A long straight wire of radius a carries a steady current I. The current is uniformly distributed across its cross section. The ratio of the magnetic field at \(\frac{a}{2}\) and 2a from axis of the wire is : 

(1) 1 : 4 

(2) 4 : 1 

(3) 1 : 1 

(4) 3 : 4

Answer 1

Correct option is :  (3) 1 : 1 

Magnetic field inside wire

\( \text {Biside}=\frac{\mu_0 \mathrm{Jr}}{2}=\frac{\mu_0 \mathrm{Ir}}{2 \mathrm{A}}=\frac{\mu_0 \mathrm{Ir}}{2 \pi \mathrm{a}^2}\)

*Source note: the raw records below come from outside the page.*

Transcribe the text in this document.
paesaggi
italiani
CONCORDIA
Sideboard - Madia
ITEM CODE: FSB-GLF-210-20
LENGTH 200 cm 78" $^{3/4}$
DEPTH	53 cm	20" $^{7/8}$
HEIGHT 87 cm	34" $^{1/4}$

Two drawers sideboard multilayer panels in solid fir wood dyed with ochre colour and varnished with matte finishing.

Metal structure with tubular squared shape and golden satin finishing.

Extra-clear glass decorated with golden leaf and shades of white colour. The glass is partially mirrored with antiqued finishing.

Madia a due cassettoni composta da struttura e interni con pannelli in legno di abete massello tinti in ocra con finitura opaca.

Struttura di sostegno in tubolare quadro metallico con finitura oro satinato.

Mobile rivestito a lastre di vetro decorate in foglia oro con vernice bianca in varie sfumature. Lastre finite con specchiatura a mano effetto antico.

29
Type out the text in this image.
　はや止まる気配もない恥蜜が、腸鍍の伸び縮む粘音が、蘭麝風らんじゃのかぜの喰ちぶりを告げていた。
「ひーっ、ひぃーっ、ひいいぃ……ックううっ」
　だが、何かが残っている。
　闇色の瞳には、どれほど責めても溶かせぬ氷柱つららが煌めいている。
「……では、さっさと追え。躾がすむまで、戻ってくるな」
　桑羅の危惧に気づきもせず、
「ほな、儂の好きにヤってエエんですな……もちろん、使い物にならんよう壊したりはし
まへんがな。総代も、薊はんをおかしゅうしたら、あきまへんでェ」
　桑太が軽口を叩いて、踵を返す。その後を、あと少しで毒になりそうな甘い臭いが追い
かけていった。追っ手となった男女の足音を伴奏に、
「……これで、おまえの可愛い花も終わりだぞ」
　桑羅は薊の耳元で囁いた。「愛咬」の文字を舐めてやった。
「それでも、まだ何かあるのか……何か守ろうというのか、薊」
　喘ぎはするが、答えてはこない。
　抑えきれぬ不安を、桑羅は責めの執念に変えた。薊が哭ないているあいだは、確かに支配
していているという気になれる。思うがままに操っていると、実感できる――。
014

\( \mathrm{r} \rightarrow \mathrm{a} / 2 \)

\( \text {Biside}=\frac{\mu_0 \mathrm{I}}{4 \pi \mathrm{a}} \)

\( \text {Magnetic field outside }\left(B_2\right) =\frac{\mu_0 \mathrm{i}}{2 \pi \mathrm{r}} \)

\( = \frac{\mu_0 \mathrm{i}}{2 \pi(2 \mathrm{a})} \)

\(= \frac{\mu_0 \mathrm{i}}{4 \pi \mathrm{a}}\)

\( \text {Biside }=\frac{\mu_0 \mathrm{I}}{4 \pi \mathrm{a}} \)

So \( \mathrm{B}_1=\mathrm{B}_2 \Rightarrow 1: 1 \)